The doomed experiment last 10 games into the season. Bell was back in left. Moseby was back in centre. It was not Williams’ decision to move Bell from left to DH.
The Jays’ final three road games were at Fenway. I walked into Williams’ office and said, “I have a question?”
Williams answered, “You want to know why we are starting three lefties at Fenway?” He guessed accurately. Jeff Musselman, Mike Flanagan and Jimmy Key all won to cut the Red Sox lead from 6 1/2 games to 4 1/2.
The Jays returned home and swept the Baltimore Orioles to finish two games back of the Red Sox, tied with the Milwaukee Brewers. Just like 1987. As one player said, “People are going to look at 1987 and 1988 100 years from now and say, ‘Man they must have been great races in back-to-back years.’ We should have won in 1987. We weren’t close in 1988.”

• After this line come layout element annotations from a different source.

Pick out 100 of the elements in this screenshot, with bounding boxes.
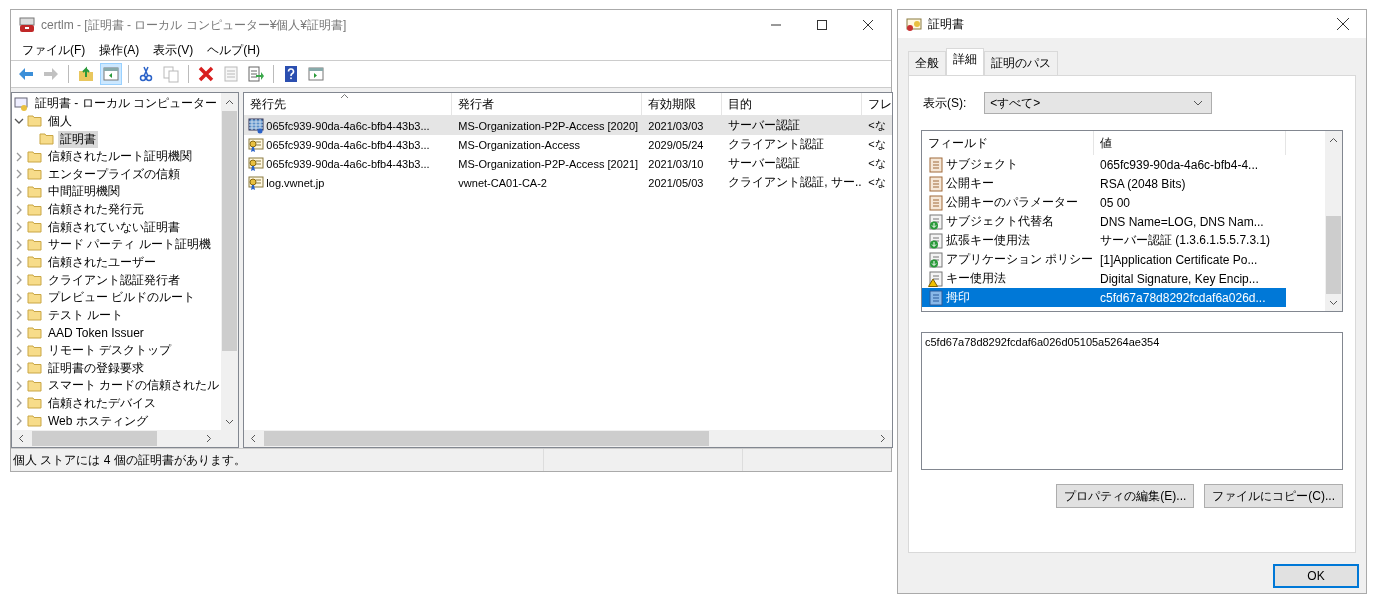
field-row[interactable]: キー使用法 Digital Signature, Key Encip... [922, 269, 1325, 288]
export-list-button[interactable] [245, 63, 267, 85]
horizontal-scrollbar[interactable] [12, 430, 239, 447]
field-row[interactable]: サブジェクト 065fc939-90da-4a6c-bfb4-4... [922, 155, 1325, 174]
menu-item[interactable]: 表示(V) [146, 41, 201, 59]
vertical-scrollbar[interactable] [221, 93, 239, 430]
table-cell: クライアント認証 [728, 136, 825, 153]
folder-icon [27, 413, 43, 430]
tree-item[interactable]: 信頼されたデバイス [46, 394, 158, 412]
document-icon [928, 156, 944, 173]
table-cell: 065fc939-90da-4a6c-bfb4-43b3... [266, 157, 430, 170]
ok-button[interactable]: OK [1273, 564, 1359, 588]
certificate-row[interactable]: 065fc939-90da-4a6c-bfb4-43b3... MS-Organization-P2P-Access [2020] 2021/03/03 サーバー認証 <な [244, 116, 893, 135]
field-value: Digital Signature, Key Encip... [1100, 271, 1259, 286]
certificate-icon [248, 174, 265, 191]
export-list-icon [247, 65, 265, 83]
column-header[interactable]: 有効期限 [642, 93, 723, 115]
column-header[interactable]: 発行先 [244, 93, 453, 115]
console-tree-button[interactable] [100, 63, 122, 85]
chevron-right-icon[interactable] [14, 398, 24, 409]
scroll-up-icon[interactable] [225, 99, 235, 105]
tree-root[interactable]: 証明書 - ローカル コンピューター [33, 95, 219, 113]
tree-item[interactable]: プレビュー ビルドのルート [46, 289, 198, 307]
tree-item[interactable]: 信頼された発行元 [46, 201, 146, 219]
chevron-right-icon[interactable] [14, 275, 24, 286]
field-row[interactable]: サブジェクト代替名 DNS Name=LOG, DNS Nam... [922, 212, 1325, 231]
tree-item[interactable]: 信頼されたユーザー [46, 253, 158, 271]
scroll-down-icon[interactable] [225, 419, 235, 425]
tree-item[interactable]: 中間証明機関 [46, 183, 122, 201]
menu-item[interactable]: ファイル(F) [15, 41, 93, 59]
tree-item[interactable]: クライアント認証発行者 [46, 271, 182, 289]
tree-item[interactable]: AAD Token Issuer [46, 325, 146, 340]
tree-item[interactable]: エンタープライズの信頼 [46, 165, 182, 183]
scroll-left-icon[interactable] [250, 434, 257, 443]
scroll-down-icon[interactable] [1329, 300, 1338, 306]
tree-item[interactable]: 個人 [46, 112, 74, 130]
tree-item[interactable]: リモート デスクトップ [46, 342, 174, 360]
folder-up-icon [77, 65, 95, 83]
folder-icon [27, 342, 43, 359]
tree-item[interactable]: サード パーティ ルート証明機 [46, 236, 213, 254]
field-row[interactable]: 拇印 c5fd67a78d8292fcdaf6a026d... [922, 288, 1325, 307]
field-row[interactable]: アプリケーション ポリシー [1]Application Certificate Po... [922, 250, 1325, 269]
table-cell: vwnet-CA01-CA-2 [458, 176, 547, 189]
chevron-right-icon[interactable] [14, 151, 24, 162]
show-dropdown[interactable]: <すべて> [984, 92, 1213, 114]
detail-text-box[interactable]: c5fd67a78d8292fcdaf6a026d05105a5264ae354 [921, 332, 1343, 470]
horizontal-scrollbar[interactable] [244, 430, 893, 447]
menu-item[interactable]: ヘルプ(H) [200, 41, 267, 59]
scroll-right-icon[interactable] [206, 434, 213, 443]
certificate-row[interactable]: log.vwnet.jp vwnet-CA01-CA-2 2021/05/03 クライアント認証, サー... <な [244, 173, 893, 192]
tree-item[interactable]: スマート カードの信頼されたル [46, 377, 222, 395]
chevron-right-icon[interactable] [14, 363, 24, 374]
chevron-right-icon[interactable] [14, 310, 24, 321]
chevron-right-icon[interactable] [14, 327, 24, 338]
chevron-right-icon[interactable] [14, 292, 24, 303]
column-header[interactable]: 発行者 [452, 93, 643, 115]
tab[interactable]: 詳細 [946, 48, 984, 75]
tab[interactable]: 全般 [908, 51, 946, 75]
field-name: キー使用法 [946, 270, 1006, 287]
tree-item[interactable]: 信頼されていない証明書 [46, 218, 182, 236]
tree-item[interactable]: 証明書 [58, 130, 98, 148]
show-label: 表示(S): [923, 94, 967, 112]
tab[interactable]: 証明のパス [984, 51, 1058, 75]
chevron-right-icon[interactable] [14, 416, 24, 427]
table-cell: サーバー認証 [728, 117, 801, 134]
help-icon [282, 65, 300, 83]
certificate-row[interactable]: 065fc939-90da-4a6c-bfb4-43b3... MS-Organization-P2P-Access [2021] 2021/03/10 サーバー認証 <な [244, 154, 893, 173]
tree-item[interactable]: Web ホスティング [46, 412, 150, 430]
menu-item[interactable]: 操作(A) [92, 41, 147, 59]
chevron-right-icon[interactable] [14, 169, 24, 180]
certificate-console-icon [19, 17, 35, 33]
field-row[interactable]: 公開キーのパラメーター 05 00 [922, 193, 1325, 212]
column-header[interactable]: 目的 [722, 93, 863, 115]
scroll-left-icon[interactable] [18, 434, 24, 443]
tree-item[interactable]: 信頼されたルート証明機関 [46, 148, 194, 166]
column-header[interactable]: フレ [862, 93, 893, 115]
certificate-row[interactable]: 065fc939-90da-4a6c-bfb4-43b3... MS-Organization-Access 2029/05/24 クライアント認証 <な [244, 135, 893, 154]
field-row[interactable]: 公開キー RSA (2048 Bits) [922, 174, 1325, 193]
field-value: DNS Name=LOG, DNS Nam... [1100, 214, 1264, 229]
field-name: 公開キーのパラメーター [946, 194, 1078, 211]
certificate-icon [248, 136, 265, 153]
tree-item[interactable]: 証明書の登録要求 [46, 359, 146, 377]
column-header[interactable]: フィールド [922, 131, 1094, 155]
chevron-right-icon[interactable] [14, 345, 24, 356]
scroll-up-icon[interactable] [1329, 137, 1338, 143]
scroll-right-icon[interactable] [880, 434, 887, 443]
chevron-right-icon[interactable] [14, 380, 24, 391]
properties-icon [222, 65, 240, 83]
tree-item[interactable]: テスト ルート [46, 306, 126, 324]
column-header[interactable]: 値 [1094, 131, 1286, 155]
chevron-right-icon[interactable] [14, 239, 24, 250]
vertical-scrollbar[interactable] [1325, 131, 1342, 311]
chevron-right-icon[interactable] [14, 257, 24, 268]
forward-arrow-icon [42, 65, 60, 83]
field-row[interactable]: 拡張キー使用法 サーバー認証 (1.3.6.1.5.5.7.3.1) [922, 231, 1325, 250]
chevron-right-icon[interactable] [14, 204, 24, 215]
dialog-button[interactable]: ファイルにコピー(C)... [1204, 484, 1343, 508]
dialog-button[interactable]: プロパティの編集(E)... [1056, 484, 1195, 508]
chevron-right-icon[interactable] [14, 186, 24, 197]
chevron-right-icon[interactable] [14, 222, 24, 233]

After a 12-24 start in 1989 and being swept in Minneapolis by scores of 6-5, 10-8 and 13-1, Williams was fired. He was replaced by Cito Gaston, who should have won the manager of the year that season.
* * *
FINAL SIGHTING: The last time we saw Williams was as a coach with the Phillies in 2008. He told me he was not coming back the next season.
“What am I going to do?” Williams repeated. “I’m going to get in a car and follow a bus.”
His son Brady was managing in the Tampa Bay Rays system.
One thing about Williams, he always knew the signs.